The effort Larsson put into this book shows what someone can do who has a story to tell. Each character in “…Tattoo” leaps from the pages to take on a life after the reader has finished the last chapter. I would like to read through this book again academically to see just how the plot fits into the standard plot structures.
Lisbeth Salander and Mikael Blomkvist share the stage as protagonists. Each one has their own subplot to the main story which brings the two of them together. A wealthy businessman, Henrik Vanger, whose time on the world stage is waning brings Blomkvist to the far north of Sweden to investigate his niece’s disappearance forty years prior. Blomkvist then brings Salander in as an expert researcher to aid him.
The main hindrance to Blomkvist’s investigation is the rest of the Vanger clan and time itself. So many are the family that Larsson includes a brief family tree at the beginning of the book. Some of the Vanger family are friendly enough toward Blomkvist and his efforts to uncover the fate of Henrik’s niece, while others are openly hostile.
Larsson’s descriptions are rich and vivid. At the risk of sounding cliché, he paints pictures with words allowing even those unfamiliar with Swedish cities or society to step into their story. As a highlight to Larsson’s storytelling, he had a gift with dialogue. Each character’s words take on their own voice in your head as you read. For me, I could hear the individual voices each character would have. I say this having not seen the movie to help my imagination.

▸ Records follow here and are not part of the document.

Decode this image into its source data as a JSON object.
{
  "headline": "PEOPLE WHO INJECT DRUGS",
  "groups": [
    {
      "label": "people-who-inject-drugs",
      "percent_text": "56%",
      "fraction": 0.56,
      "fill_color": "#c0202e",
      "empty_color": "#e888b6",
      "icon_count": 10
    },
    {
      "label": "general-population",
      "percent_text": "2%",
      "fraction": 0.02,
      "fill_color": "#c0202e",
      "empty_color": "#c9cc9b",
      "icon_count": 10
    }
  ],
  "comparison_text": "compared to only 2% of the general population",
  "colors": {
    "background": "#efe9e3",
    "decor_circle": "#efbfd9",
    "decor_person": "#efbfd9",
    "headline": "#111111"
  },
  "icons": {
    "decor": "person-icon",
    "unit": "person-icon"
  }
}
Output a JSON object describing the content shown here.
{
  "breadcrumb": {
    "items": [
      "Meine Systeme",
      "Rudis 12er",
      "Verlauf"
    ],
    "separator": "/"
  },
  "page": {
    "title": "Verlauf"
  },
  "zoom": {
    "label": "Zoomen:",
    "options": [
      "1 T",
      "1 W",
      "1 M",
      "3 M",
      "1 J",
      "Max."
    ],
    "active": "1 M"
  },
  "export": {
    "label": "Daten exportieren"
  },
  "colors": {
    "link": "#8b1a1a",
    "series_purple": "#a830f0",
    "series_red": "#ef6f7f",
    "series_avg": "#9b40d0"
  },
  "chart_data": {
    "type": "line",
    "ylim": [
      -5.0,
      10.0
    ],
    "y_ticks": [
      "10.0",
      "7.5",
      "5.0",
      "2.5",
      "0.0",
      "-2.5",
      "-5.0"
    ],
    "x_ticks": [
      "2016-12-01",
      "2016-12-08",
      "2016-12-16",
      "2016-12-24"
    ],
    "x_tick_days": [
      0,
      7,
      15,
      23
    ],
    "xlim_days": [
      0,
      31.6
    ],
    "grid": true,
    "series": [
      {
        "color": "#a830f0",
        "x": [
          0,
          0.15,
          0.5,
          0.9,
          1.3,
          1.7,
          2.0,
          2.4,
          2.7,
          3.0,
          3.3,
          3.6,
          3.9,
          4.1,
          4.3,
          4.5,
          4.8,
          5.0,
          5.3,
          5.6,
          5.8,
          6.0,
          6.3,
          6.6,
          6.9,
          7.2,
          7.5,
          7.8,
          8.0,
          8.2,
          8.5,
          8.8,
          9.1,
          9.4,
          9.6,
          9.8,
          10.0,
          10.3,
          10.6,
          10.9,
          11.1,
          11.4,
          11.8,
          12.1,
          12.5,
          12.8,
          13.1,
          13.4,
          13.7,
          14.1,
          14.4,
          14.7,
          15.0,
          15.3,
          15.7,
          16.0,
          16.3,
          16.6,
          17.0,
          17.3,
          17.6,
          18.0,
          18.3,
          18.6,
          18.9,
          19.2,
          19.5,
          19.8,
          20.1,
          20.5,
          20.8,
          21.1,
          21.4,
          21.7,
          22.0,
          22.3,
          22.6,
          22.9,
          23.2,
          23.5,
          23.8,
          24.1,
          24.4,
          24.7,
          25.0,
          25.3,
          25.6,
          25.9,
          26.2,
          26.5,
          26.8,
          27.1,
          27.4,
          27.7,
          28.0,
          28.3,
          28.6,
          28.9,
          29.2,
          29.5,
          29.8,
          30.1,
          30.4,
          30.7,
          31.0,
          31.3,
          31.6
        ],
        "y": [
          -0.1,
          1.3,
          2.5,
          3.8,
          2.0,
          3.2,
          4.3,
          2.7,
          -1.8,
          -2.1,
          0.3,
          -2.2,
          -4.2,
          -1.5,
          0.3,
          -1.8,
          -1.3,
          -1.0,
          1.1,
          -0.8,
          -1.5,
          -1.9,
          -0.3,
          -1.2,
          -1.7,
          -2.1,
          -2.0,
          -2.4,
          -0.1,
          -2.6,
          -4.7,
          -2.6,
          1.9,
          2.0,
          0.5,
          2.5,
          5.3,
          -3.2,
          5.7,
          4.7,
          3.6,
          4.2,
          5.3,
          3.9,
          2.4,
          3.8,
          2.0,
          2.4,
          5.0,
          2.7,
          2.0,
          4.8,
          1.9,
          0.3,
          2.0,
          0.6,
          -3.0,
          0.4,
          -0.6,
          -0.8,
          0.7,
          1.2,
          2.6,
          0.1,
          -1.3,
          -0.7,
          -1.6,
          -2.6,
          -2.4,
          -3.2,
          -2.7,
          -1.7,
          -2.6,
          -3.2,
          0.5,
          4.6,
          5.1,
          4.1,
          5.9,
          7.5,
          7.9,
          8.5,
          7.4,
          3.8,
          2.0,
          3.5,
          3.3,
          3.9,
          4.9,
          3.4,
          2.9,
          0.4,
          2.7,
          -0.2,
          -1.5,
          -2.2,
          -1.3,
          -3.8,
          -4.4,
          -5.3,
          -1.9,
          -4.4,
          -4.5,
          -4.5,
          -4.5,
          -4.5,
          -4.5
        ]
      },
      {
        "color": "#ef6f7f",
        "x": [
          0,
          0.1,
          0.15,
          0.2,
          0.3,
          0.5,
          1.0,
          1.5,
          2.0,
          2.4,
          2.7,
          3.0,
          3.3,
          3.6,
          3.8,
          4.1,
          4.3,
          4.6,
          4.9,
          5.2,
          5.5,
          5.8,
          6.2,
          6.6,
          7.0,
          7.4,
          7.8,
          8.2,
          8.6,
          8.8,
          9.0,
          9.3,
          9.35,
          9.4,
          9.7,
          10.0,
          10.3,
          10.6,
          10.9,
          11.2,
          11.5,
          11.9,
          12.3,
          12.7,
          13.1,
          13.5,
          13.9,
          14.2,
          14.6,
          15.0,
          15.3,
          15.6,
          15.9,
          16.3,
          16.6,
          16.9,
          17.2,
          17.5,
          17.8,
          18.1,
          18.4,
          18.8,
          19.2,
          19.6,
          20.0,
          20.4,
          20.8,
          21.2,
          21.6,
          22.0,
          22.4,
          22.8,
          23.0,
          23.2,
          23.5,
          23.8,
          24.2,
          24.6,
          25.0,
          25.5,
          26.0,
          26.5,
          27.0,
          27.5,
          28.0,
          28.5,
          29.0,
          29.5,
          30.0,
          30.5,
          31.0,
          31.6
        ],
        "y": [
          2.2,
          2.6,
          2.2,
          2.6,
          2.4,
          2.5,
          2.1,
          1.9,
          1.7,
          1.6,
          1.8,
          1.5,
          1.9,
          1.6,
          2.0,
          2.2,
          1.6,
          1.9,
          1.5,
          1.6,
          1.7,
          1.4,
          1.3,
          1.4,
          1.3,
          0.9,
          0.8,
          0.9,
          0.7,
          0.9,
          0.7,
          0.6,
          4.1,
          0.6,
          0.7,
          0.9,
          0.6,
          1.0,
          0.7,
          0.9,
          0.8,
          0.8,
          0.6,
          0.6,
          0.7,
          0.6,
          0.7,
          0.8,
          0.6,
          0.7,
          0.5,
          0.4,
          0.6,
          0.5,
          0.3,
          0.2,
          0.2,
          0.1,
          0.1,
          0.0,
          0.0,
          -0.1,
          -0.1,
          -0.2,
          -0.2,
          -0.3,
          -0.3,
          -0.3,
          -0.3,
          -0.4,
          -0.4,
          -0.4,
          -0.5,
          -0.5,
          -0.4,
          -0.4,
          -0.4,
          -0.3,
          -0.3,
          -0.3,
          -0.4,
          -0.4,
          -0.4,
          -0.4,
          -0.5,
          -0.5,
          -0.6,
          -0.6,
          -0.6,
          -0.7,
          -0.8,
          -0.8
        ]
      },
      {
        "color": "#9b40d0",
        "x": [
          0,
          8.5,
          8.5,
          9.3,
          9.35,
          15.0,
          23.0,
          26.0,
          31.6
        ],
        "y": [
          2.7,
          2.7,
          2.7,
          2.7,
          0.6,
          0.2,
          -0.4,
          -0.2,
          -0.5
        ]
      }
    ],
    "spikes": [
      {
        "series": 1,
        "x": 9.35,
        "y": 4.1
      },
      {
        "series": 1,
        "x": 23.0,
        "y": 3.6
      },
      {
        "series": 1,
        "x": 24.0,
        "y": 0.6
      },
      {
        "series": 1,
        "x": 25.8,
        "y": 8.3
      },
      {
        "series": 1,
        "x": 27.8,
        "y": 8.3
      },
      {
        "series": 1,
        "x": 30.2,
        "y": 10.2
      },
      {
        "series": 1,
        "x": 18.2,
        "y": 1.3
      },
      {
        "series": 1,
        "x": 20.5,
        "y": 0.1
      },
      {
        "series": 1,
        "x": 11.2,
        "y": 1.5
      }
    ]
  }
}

I have debated picking up the next two books in the series partially because I know Larsson passed in 2004 and will not be producing any more stories such as this. But, also because I feel that I got to know the characters in this book and do not wish to see them embroiled in any further conflict. In the end, I wholeheartedly recommend this book. I normally rate books on my 1 to 5 flag scale, but this one, I’m going to go a step beyond and give it six. Go read this book.